Now it turns out ADHD may be similarly mediated by infant development in the womb.
Chemicals Are Everywhere; It’s How They’re Metabolized That Matters
It is nearly impossible to eliminate in-utero exposure of the developing fetus to chemicals and other potential environmental neurotoxins. That’s because one baby may metabolize incoming materials “typically,” while another may not.
The latest findings from teeth and twins demonstrates how complicated the equation really is.
In some twin pairs, one sibling displays clinical symptoms of ADHD (attention deficit/hyperactivity disorder) while another is neurotypical; in others, one has ADHD while the other has been placed on the autism spectrum; some twin pairs have received “comorbid,” or combined, diagnoses. And their baby teeth matched these diagnoses, showing clear correlations in how their developing bodies had metabolized zinc and copper while those teeth were forming.
The children who presented with ADHD had baby teeth that showed their early metabolism of several heavy metals was atypical: Specifically, their teeth showed reduced “cycle” processing for cobalt and vanadium.
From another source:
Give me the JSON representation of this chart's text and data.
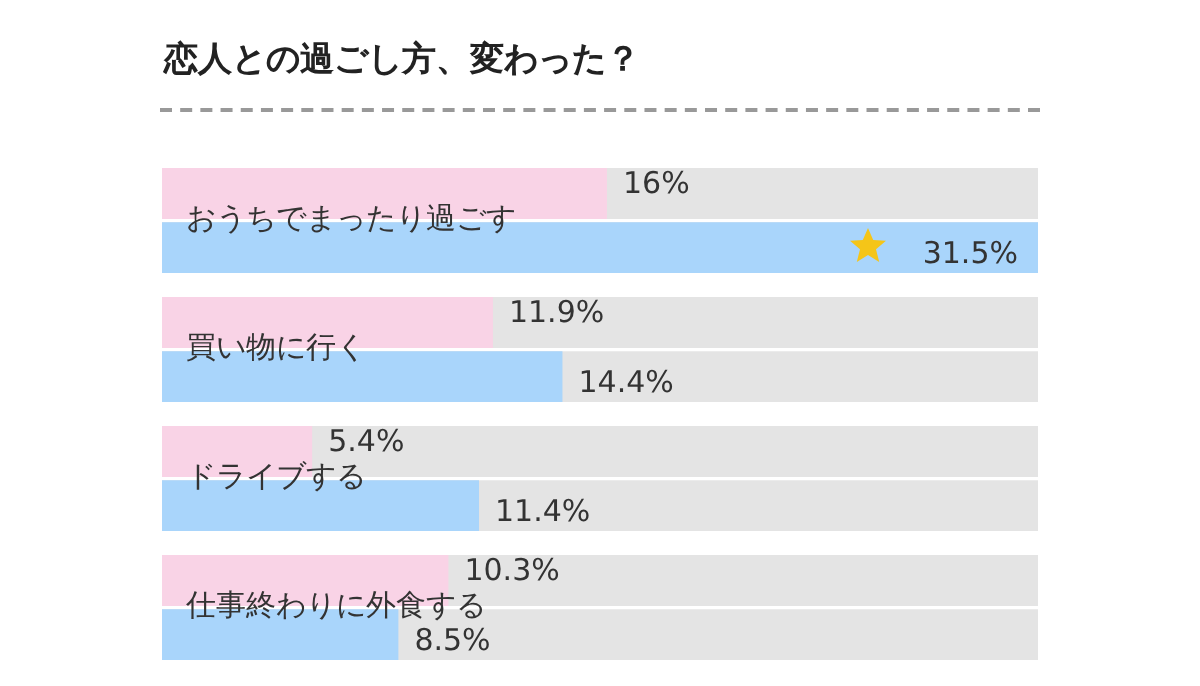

While the current study is early research designed to spur future development of early detection and potential treatment, the authors discussed the larger implications for people living with such conditions briefly: “With more research, this could lead to an early detection tool, which could mean early treatment, which could potentially mean a better life outcome,If there’s a critical time when these metals get dysregulated, maybe we can counter that.”
The researchers found significant dysregulation, or differences in metabolic rhythms, in children whose brains show patterns of neuratypcial function. And those metabolic signs were recorded in baby teeth formed during their fetal development.
The Oral-Systemic Connection Writ Large
As I reflected on this latest finding when it arrived in my inbox I could not help but recognize it as yet another example of the convergence of our understanding of human health as a vast, complex, interconnected system.
We speak a great deal in dentistry and medicine of the oral-systemic connection. This emerging novel research avenue wraps it up in a bow by showing how deeply everything within the human body is connected, and there is still so much to learn. As a pharmacist, I’ve been acutely aware of individual (genetic) differences in response to prescription drugs for years; seeing solid evidence behind these phenomena preserved in dentin is one of the most astonishing, rewarding, exciting developments of the past twenty years, with potential for untold future advances in personalized and genomic-based medicine.
Pharmacy, nutrition, dentistry, medicine, kinesiology, metabolic medicine; all of the healing and caring disciplines are interconnected with our metabolic processes. While it is still early days in this kind of research. Boundaries are as fluid (and sometimes as artificial) as the blood-brain barrier and the oral-cardiac barrier.
When twins’ baby teeth can tell us what bodies were doing as their neurological systems were being formed, entire new horizons for whole-person health research and care are opening before our eyes.